We will see in the beginning of this chapter a sorrowful Paul. As we have said before in these lessons, Paul was a Pharisee and he never would quite give up on his Jewish brothers. He went to great lengths to try to reach them over and over. His greatest opposition came from his own people. In many cases, Paul practiced the old Jewish law to try to win them to Christ, but even this failed and Paul went away sorrowful.
Your “conscience” and “In the Holy Spirit” is speaking of only when the Spirit controls the conscience, can it be trusted, but it remains imperfect and its warnings must always be evaluated against the Word of God.
God’s Righteousness Revealed in Sovereign Choice
Since God is the self-existent Being who is the Creator of everything that exists outside Himself, He is sovereign and can therefore use and dispose of His Creation as He wishes. This sovereignty reveals not only His personal righteousness but also His provided righteousness.
God’s sovereign choice enunciated
Paul here discussed God’s sovereign choice because of a practical problem. The Jews gloried in the fact that as Israelites they were God’s Chosen People (Deut. 7:6; cf. Rom. 2:17-20; 3:1-2). But now in God’s program of salvation in the church, Jewish involvement was decreasing while Gentile participation was becoming dominant.
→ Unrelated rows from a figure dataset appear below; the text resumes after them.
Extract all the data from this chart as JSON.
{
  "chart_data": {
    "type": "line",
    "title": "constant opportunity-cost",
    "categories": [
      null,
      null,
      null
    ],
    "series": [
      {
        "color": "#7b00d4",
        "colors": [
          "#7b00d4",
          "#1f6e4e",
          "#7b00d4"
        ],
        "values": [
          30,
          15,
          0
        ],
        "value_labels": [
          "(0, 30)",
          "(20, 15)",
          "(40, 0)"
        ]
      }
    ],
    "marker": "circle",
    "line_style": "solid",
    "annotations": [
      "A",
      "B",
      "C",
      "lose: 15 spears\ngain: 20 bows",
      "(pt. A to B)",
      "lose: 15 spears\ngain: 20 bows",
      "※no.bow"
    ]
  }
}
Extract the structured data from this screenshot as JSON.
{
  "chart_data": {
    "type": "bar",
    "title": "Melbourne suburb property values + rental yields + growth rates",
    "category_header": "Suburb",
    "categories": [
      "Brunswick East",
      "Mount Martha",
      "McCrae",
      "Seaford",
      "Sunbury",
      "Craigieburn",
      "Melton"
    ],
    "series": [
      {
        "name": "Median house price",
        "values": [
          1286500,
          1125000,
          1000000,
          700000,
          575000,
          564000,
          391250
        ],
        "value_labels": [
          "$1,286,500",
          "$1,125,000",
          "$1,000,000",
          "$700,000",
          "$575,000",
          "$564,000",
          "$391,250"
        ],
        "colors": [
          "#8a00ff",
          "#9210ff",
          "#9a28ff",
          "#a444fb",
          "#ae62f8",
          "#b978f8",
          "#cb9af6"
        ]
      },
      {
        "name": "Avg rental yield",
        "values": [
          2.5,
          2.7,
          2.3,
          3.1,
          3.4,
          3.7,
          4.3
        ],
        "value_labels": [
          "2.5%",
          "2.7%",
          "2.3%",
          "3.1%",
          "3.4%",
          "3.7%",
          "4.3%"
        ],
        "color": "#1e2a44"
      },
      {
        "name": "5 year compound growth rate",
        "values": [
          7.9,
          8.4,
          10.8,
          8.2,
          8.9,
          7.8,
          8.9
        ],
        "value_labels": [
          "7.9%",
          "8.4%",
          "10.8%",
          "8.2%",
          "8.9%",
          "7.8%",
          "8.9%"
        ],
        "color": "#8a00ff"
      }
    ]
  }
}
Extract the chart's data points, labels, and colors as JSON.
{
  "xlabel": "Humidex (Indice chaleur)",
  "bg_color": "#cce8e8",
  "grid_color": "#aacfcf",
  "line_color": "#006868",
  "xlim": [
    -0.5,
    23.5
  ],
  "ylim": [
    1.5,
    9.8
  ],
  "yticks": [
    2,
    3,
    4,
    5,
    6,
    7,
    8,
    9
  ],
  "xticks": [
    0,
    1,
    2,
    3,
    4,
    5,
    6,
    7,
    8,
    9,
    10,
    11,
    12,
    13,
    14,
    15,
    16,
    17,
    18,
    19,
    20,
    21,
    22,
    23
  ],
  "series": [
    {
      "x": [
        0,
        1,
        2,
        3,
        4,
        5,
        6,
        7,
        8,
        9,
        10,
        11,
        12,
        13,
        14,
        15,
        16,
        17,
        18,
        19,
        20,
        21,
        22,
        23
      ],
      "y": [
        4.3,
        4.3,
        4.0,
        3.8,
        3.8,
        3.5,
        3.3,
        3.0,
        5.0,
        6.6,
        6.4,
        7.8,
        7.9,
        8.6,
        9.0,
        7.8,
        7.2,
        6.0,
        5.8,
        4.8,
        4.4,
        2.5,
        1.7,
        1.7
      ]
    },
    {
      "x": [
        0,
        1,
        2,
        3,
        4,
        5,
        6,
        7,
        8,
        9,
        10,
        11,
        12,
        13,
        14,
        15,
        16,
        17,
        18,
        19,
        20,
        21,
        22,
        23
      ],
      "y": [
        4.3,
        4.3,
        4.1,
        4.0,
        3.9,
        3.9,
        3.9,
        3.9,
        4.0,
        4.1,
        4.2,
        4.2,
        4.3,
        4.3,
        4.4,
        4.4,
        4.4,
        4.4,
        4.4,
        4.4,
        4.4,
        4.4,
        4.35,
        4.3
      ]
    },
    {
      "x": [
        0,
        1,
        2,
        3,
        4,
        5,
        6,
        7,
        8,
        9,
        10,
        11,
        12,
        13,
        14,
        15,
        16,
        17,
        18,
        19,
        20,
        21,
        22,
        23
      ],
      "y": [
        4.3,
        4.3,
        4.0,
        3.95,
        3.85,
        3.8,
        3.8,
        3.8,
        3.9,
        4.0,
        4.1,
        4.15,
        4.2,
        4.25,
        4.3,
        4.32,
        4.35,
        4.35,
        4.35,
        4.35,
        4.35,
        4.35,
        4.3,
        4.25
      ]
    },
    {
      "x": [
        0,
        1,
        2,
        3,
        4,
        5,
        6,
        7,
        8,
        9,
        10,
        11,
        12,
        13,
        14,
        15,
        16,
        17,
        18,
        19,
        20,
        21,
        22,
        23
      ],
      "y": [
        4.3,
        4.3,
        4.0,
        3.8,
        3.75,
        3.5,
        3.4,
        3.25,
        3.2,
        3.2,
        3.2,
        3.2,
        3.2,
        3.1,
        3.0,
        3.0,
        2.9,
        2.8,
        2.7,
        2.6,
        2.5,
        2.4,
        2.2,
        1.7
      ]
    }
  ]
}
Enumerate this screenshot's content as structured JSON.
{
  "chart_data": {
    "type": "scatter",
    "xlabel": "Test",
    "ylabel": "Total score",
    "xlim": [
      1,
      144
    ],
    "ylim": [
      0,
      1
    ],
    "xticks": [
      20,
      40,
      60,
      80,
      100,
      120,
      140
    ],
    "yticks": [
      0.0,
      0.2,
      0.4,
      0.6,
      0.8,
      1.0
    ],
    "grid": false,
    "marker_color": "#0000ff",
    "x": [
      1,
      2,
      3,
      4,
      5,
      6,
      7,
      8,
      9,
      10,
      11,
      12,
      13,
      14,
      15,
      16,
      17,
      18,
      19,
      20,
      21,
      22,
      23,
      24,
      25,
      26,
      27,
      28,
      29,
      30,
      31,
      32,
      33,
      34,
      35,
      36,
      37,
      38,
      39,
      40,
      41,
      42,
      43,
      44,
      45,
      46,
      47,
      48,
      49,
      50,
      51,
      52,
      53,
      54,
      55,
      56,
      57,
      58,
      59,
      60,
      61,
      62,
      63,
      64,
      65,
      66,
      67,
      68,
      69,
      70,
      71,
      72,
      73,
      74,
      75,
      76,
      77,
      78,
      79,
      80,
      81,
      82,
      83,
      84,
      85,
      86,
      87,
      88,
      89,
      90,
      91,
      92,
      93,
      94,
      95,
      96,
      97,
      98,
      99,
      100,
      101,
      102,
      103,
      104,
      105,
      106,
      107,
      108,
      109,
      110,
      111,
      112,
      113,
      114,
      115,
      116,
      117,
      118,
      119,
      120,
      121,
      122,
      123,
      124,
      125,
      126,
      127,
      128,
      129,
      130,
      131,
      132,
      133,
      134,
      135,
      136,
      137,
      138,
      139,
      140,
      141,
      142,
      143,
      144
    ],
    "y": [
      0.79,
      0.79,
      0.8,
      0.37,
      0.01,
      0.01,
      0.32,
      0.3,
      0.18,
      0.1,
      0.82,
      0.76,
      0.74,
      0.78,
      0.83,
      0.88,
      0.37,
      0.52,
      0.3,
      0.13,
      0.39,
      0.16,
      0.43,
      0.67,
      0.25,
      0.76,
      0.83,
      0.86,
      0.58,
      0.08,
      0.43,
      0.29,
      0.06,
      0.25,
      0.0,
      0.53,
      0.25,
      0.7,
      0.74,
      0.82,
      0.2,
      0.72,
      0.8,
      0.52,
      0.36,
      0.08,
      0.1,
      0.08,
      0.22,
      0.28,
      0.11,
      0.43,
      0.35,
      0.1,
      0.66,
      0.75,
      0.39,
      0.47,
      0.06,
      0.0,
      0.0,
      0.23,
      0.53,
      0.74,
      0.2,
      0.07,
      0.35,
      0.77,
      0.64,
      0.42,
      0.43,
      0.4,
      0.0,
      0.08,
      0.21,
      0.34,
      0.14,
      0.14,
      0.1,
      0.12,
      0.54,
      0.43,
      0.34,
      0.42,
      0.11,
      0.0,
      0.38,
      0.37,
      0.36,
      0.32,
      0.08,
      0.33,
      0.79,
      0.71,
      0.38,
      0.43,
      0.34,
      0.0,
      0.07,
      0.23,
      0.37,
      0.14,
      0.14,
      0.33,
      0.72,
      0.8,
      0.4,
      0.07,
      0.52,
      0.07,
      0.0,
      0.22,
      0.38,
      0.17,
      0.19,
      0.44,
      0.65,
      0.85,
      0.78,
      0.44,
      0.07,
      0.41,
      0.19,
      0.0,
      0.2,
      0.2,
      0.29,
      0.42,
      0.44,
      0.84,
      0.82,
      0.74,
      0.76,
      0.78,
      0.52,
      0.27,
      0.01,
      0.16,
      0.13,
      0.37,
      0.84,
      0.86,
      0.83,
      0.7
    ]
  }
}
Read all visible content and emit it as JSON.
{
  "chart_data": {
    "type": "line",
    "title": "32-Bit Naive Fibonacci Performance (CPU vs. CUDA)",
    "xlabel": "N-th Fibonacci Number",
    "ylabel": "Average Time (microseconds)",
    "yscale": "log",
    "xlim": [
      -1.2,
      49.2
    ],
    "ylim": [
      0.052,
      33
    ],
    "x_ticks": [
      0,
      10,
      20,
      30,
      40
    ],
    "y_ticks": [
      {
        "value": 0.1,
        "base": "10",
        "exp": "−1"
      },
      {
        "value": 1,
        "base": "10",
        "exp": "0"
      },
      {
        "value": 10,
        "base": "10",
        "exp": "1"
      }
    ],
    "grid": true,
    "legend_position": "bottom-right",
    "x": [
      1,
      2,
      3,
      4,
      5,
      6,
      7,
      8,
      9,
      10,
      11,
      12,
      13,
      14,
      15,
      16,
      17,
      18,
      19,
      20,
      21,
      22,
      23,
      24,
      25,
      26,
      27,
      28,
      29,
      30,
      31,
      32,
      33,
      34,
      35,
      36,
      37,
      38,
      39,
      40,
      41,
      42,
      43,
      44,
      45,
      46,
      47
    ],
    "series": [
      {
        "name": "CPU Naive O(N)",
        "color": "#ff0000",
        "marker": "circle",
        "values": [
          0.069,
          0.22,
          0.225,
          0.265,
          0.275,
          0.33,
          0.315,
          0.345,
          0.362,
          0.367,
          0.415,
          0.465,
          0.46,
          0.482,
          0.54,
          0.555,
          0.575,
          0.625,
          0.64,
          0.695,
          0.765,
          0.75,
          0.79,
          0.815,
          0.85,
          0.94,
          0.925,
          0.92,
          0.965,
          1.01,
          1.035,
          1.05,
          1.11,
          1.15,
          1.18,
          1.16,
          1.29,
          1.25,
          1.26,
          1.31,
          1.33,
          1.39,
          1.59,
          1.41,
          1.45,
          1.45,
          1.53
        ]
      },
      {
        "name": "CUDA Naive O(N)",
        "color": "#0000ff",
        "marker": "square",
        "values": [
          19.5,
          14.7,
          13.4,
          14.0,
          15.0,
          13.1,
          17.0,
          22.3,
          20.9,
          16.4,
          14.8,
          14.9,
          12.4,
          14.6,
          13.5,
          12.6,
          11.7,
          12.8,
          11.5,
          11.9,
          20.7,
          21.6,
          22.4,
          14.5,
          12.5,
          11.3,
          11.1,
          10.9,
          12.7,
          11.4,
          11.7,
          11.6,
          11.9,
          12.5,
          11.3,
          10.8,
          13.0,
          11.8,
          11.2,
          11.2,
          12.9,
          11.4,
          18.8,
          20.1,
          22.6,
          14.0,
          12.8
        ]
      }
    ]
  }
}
Had God, then, abandoned the Jewish people? This is ultimately explained by God’s sovereign choice, a principle which has always been in operation even within the Chosen People of Israel and between Israel and other nations. Now this principle operates in God’s purposes for Israel and the church and in His dealings with Jews and Gentiles within the church.
Israel’s Privileges
By repetition in positive and negative terms (internally attested by the witness of his own conscience [cf. see Rom. 2:15] in the presence of the Holy Spirit).